Although I’ve never seen him make a sale, Raul says he’s been on this corner for the last twelve years. His business doesn’t seem to have a niche: Today, for instance, the red metal table was arrayed with tubes of flame retardant for fabrics and scrubbers that could’ve been for cars or bathtubs. It was pretty sunny today – nobody expected a 26-degree day in May, let alone three such days in a row – so most of Raul’s merchandise was propped up in the shade against the wall. On either side of his chair, from the door of Rebekah’s pilates studio to the door of the art-framing store, Raul had lined the wall with the following: A number of steering wheel covers (available in red or blue), two rubberized motorcycle cable locks (both blue), four stand-up air pumps for bike tires, ten tubs of a generic-looking pain cream, one large-button calculator, at least five unique wrench sets (both crescent and socket), and one of those beaded car-seat cushions that New York cabbies used to have. There was other stuff too that I can’t remember, but between what was on the table and what was against the wall, Raul couldn’t have had more than 150 products for sale, and he probably wasn’t stocking more than ten of any particular item. One thing I did know: All of it would fit into a single black plastic garbage bag at the end of the day.

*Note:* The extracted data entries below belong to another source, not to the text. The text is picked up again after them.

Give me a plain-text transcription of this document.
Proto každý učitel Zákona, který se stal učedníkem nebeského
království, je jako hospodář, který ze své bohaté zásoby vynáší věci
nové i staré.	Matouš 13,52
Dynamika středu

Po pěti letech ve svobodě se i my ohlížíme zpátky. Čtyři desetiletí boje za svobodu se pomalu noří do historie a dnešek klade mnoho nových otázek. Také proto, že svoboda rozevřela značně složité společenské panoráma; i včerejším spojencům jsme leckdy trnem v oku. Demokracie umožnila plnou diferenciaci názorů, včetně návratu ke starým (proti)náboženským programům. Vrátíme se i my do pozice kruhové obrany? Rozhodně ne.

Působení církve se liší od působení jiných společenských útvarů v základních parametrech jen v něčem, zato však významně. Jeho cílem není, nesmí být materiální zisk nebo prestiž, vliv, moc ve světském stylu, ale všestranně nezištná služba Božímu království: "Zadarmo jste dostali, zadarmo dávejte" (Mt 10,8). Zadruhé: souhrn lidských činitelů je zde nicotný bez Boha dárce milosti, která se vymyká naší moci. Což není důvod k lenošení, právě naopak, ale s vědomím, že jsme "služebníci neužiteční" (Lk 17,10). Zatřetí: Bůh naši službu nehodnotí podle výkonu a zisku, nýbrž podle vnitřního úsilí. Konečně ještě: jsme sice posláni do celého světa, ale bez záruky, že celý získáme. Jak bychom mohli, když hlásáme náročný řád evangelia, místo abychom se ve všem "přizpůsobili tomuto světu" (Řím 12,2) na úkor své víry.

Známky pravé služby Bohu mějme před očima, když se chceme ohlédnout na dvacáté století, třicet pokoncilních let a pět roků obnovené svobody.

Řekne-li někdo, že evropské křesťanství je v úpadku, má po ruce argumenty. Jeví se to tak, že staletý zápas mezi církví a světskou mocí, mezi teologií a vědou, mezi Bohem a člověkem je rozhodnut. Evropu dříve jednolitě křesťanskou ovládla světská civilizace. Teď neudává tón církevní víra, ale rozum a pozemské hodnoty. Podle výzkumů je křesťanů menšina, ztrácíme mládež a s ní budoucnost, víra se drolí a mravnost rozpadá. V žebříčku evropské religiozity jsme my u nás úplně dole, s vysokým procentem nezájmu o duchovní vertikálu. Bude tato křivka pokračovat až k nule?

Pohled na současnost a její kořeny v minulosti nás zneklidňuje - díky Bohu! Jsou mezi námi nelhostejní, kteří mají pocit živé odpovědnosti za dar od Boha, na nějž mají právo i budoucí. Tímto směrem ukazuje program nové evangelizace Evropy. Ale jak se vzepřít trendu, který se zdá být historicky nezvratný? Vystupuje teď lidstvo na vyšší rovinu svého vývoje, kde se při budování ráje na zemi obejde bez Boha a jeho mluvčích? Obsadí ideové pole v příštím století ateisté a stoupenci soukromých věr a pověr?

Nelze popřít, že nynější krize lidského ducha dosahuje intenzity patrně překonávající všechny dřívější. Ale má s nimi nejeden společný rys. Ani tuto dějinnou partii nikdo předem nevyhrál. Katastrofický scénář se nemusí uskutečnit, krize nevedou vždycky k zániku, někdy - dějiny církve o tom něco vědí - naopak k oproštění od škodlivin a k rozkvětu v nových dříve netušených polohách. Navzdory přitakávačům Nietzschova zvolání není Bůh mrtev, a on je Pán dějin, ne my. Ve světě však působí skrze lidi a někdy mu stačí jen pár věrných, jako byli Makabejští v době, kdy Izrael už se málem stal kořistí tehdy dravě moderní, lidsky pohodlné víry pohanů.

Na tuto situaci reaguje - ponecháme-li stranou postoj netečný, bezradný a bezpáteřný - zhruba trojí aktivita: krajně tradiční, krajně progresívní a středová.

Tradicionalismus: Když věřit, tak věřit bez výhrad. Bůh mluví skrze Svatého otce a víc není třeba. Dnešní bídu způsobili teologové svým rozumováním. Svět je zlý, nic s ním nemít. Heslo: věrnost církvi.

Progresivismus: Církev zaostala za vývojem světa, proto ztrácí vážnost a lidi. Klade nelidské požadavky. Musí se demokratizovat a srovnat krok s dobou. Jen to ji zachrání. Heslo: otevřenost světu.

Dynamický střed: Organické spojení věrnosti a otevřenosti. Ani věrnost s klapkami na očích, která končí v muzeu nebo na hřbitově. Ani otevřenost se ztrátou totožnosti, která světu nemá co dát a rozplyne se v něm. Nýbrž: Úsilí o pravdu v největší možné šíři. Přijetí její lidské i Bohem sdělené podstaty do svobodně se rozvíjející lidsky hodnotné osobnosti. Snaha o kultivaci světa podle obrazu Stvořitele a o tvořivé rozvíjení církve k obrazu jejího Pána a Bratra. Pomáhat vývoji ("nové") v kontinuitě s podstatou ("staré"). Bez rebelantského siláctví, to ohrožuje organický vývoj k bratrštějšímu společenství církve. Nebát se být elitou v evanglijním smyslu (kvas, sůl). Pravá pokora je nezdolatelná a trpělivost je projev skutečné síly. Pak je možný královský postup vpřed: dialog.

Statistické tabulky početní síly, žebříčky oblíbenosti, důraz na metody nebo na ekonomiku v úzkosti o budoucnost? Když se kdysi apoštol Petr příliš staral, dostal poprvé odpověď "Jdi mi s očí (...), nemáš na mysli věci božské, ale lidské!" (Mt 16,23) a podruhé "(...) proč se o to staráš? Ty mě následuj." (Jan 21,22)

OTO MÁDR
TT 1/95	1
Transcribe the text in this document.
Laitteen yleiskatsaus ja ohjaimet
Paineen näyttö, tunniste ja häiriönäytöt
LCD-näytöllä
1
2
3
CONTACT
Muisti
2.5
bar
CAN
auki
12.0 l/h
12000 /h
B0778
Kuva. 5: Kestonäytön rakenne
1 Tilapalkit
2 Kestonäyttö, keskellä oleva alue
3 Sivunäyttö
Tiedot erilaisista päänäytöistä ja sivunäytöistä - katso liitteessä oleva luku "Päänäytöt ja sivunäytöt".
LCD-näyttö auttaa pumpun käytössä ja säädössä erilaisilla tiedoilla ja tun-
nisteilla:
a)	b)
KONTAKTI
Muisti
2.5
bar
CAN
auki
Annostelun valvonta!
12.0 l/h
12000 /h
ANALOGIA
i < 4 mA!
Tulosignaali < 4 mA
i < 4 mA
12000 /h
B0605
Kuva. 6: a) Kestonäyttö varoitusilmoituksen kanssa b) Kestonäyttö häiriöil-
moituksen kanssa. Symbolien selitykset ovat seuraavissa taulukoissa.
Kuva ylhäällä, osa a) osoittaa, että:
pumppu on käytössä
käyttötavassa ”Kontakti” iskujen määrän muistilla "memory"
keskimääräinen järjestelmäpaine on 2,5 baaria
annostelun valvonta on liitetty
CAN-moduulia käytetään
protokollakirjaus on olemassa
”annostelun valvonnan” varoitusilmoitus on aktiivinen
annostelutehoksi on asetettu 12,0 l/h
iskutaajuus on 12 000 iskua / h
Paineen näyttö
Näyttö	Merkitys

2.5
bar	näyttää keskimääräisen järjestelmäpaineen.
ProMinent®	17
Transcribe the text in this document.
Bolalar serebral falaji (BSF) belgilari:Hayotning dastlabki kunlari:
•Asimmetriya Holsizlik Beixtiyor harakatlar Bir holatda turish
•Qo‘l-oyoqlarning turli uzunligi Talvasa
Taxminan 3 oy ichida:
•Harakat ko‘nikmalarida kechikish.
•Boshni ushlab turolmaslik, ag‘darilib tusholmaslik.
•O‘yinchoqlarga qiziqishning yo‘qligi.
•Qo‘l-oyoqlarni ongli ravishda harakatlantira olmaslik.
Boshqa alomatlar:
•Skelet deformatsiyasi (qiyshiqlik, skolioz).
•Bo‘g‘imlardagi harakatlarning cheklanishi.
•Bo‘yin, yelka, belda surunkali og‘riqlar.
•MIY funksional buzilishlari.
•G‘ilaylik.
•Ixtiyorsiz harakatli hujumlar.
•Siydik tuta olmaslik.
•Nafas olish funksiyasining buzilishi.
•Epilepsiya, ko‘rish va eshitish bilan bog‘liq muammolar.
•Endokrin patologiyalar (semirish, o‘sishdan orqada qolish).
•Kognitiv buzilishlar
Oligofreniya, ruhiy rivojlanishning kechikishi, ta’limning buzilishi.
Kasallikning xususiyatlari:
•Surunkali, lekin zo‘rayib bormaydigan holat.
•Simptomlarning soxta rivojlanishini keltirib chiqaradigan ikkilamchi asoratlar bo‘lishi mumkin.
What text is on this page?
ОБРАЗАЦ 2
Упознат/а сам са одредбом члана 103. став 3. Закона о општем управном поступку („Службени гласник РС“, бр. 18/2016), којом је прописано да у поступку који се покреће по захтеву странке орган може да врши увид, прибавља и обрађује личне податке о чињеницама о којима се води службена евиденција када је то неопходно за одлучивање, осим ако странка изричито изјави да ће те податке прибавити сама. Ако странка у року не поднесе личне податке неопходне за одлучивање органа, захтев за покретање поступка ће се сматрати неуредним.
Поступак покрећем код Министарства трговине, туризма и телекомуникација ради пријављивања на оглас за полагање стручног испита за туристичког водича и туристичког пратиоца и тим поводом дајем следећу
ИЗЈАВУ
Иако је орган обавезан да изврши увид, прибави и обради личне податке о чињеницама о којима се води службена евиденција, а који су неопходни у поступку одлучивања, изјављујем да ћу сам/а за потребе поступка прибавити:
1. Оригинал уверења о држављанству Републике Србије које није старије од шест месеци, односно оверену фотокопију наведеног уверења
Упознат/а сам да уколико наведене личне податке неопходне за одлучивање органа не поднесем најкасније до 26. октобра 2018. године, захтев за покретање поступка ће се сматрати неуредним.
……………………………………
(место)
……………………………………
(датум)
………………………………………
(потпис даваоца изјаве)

Raul used to be a carnicero, a butcher – a not-uncommon profession here in this land of beef. But when he was hit by a car twelve years ago, he had to have a metal bar inserted into his lower right leg, and this left Raul unable to stand for long stretches of time. His career bagging, cutting, weighing, and flinging different cuts of Argentina’s best-loved food was over. Raul left his refrigerated display case in the city center behind, began selling here, and has been on the corner ever since.